Freedom for the Brave, an independent social movement advocating civil liberties and human rights announced that the deceased were Tamer Abdulfattah and Ramy AbdulAziz.
Abdulfattah, 29, was allegedly shot by six live bullets in the eyes, neck, chest, and shoulders, and died in the Al-Qasr Al-Aini Hospital. AbdulAziz, 24, was shot by a live bullet in the chest, said Freedom for the Brave, citing doctor Ahmed Mamdouh.
The doctor also said that activist Samar Negm was among the injured. She is currently in the intensive care unit of Al-Qasr Al-Aini hospital after being shot by a bullet in the chest, he added.
Khalid Abdulhamid, Freedom of the Brave spokesman, said there was no confirmation about other deaths or minors being shot in Tahrir Square. Unconfirmed reports claiming a 14-year-old boy was killed in the clashes circulated widely on social media.
Thousands of people gathered next to Tahrir Square on Saturday evening to protest against the Cairo Criminal Court’s decision to drop all charges against former president Hosni Mubarak, including murder charges for his role in the deaths of hundreds of protesters during the 25 January Revolution.

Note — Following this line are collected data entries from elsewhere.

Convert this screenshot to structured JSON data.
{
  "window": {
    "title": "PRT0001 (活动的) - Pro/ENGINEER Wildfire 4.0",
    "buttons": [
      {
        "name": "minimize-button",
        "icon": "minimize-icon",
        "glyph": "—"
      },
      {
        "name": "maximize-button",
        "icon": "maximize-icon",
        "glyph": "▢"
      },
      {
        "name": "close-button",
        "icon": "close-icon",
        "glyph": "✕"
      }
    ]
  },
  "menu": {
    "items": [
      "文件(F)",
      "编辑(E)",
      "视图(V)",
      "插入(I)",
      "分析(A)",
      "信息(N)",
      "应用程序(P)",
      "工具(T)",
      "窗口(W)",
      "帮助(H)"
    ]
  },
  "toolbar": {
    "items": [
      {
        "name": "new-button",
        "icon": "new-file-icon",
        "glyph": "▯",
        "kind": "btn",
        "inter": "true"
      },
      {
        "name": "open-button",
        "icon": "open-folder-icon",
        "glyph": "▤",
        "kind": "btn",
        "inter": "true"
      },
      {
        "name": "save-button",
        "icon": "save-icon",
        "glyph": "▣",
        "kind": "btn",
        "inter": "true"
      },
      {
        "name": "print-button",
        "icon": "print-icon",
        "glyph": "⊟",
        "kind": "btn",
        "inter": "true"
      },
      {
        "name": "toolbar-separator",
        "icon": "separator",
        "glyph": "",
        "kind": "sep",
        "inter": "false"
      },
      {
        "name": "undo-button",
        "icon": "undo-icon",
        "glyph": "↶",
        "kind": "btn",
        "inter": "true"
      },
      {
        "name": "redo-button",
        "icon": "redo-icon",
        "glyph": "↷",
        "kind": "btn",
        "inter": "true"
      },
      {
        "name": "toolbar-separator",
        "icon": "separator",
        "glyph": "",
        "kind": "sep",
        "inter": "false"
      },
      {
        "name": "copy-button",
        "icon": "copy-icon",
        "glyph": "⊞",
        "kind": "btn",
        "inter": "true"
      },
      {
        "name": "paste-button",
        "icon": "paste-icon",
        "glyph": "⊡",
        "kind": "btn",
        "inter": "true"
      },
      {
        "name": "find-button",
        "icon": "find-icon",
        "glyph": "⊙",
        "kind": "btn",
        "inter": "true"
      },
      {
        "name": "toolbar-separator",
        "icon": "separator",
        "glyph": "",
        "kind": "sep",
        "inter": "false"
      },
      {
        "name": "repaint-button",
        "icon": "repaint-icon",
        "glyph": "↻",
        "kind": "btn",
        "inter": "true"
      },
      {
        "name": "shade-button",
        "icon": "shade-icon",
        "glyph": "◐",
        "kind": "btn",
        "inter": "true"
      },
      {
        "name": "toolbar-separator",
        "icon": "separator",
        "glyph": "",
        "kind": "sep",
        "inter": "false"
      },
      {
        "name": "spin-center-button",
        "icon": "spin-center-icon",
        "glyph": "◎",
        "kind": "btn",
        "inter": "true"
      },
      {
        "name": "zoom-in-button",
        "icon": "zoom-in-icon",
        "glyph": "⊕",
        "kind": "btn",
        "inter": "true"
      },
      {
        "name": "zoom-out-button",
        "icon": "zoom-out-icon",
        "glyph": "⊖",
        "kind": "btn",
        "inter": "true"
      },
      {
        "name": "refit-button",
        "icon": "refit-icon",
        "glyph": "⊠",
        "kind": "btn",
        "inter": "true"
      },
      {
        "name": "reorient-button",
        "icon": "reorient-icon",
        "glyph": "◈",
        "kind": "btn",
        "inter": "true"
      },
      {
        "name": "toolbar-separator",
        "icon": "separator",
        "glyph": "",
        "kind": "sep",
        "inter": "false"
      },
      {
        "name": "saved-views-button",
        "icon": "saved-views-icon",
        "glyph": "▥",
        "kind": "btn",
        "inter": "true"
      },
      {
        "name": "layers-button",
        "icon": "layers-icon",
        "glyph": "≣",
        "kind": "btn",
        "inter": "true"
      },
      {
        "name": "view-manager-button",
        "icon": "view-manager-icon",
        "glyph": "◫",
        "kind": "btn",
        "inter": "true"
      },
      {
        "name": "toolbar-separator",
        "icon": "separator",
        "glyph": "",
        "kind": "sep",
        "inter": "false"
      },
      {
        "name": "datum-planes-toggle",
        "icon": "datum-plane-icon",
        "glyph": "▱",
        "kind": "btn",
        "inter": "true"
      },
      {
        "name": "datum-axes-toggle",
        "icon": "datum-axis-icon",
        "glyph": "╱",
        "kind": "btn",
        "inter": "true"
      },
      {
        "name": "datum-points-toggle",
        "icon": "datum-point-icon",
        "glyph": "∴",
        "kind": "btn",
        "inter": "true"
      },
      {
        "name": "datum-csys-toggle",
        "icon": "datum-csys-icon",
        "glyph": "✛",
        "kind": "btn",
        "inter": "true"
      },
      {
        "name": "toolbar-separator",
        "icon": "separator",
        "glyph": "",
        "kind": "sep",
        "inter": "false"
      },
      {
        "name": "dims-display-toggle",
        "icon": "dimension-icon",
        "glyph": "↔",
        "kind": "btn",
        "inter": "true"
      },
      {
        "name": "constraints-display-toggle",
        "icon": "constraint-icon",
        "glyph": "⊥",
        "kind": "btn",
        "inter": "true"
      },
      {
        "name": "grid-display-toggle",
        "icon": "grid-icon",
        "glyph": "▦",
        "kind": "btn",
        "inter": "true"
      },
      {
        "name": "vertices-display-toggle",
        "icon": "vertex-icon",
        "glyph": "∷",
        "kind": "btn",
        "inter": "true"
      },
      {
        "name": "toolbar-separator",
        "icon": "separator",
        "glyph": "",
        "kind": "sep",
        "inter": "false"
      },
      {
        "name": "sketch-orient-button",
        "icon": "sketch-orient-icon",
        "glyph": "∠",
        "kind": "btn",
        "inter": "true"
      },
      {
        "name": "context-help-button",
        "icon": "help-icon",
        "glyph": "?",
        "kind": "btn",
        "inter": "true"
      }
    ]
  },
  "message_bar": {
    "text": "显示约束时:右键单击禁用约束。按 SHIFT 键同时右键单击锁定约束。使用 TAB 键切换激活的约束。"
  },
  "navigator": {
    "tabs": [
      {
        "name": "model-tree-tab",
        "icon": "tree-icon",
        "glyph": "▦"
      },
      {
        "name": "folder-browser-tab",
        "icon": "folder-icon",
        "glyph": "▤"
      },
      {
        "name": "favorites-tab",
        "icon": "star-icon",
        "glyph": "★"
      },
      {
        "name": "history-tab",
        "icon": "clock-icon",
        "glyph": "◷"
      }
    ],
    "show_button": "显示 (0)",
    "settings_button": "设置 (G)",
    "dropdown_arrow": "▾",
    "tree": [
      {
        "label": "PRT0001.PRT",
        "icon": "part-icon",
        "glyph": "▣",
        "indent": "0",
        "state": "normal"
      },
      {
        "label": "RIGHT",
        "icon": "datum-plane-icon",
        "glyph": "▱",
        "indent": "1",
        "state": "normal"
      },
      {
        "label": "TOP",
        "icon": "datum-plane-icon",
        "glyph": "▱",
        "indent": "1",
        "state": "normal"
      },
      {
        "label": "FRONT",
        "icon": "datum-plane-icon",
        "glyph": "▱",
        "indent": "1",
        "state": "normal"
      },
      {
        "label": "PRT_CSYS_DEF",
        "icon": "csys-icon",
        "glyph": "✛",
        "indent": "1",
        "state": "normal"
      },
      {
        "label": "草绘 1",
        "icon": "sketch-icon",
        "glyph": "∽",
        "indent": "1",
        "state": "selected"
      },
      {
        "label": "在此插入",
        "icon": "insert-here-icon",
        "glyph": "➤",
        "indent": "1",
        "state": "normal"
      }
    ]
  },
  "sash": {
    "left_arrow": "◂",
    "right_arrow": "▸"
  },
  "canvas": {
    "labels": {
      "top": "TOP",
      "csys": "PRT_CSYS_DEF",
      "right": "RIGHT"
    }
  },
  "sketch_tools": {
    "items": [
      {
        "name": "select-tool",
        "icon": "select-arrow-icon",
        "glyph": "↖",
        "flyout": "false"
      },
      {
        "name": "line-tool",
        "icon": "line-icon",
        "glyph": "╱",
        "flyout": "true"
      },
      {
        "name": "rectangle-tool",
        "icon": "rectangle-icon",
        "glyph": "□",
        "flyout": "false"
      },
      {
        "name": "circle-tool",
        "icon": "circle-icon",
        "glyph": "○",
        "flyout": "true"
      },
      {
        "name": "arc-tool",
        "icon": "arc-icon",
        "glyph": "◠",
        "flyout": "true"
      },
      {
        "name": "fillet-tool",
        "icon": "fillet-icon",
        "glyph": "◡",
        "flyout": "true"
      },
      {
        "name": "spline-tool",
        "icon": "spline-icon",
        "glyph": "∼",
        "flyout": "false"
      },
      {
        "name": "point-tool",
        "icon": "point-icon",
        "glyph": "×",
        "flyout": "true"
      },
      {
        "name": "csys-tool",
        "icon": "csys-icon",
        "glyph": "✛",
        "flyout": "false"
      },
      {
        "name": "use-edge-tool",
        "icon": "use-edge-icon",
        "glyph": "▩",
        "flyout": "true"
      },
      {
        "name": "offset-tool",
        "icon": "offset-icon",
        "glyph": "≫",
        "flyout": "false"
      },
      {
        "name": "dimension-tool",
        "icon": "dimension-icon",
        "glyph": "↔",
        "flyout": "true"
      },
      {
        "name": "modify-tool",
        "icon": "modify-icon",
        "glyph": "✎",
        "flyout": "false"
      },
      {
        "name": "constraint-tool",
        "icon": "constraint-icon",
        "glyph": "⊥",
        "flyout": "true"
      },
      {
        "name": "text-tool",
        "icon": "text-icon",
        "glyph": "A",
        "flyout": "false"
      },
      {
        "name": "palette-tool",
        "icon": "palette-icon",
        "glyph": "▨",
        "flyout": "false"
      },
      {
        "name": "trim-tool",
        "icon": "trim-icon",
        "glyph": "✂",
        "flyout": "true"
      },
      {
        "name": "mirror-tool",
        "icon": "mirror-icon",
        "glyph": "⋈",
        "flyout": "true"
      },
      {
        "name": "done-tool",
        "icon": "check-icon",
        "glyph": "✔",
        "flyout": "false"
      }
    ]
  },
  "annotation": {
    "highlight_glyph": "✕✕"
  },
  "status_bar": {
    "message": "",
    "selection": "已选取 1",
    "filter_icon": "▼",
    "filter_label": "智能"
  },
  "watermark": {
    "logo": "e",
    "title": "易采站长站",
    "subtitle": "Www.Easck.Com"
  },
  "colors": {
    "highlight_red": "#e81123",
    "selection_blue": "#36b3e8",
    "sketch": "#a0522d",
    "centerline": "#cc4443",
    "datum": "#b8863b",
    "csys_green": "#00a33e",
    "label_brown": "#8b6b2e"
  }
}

Riot police and military personnel aboard armoured personnel carriers sealed off the square itself in the early stages of the demonstrations. The iconic Tahrir Square was the epicentre of the 18-day uprising that topped Mubarak in early 2011.
Security forces eventually dispersed Saturday’s demonstrations with water cannons and teargas, with many protesters arrested.
In response to the incident, the Ministry of Interior said it has been tracking the rallies that followed the verdict between protesters and supporters, in an official statement on Saturday.
The ministry claimed that the” initially peaceful rallies” were penetrated by elements of the Muslim Brotherhood group in the vicinity of Tahrir Square. The group allegedly started throwing stones at the protesters, which compelled the authorities to intervene and disperse the rallies, after warning individuals to leave beforehand.
A Daily News Egypt reporter at the location when security forces started to use water cannons and teargas said he did not see anyone confronting the protesters other than the authorities.
The reporter said the dispersal took place as the protest was growing larger and louder, with people advancing in large numbers towards the barbed wire and the armoured personnel carriers sealing off Tahrir Square.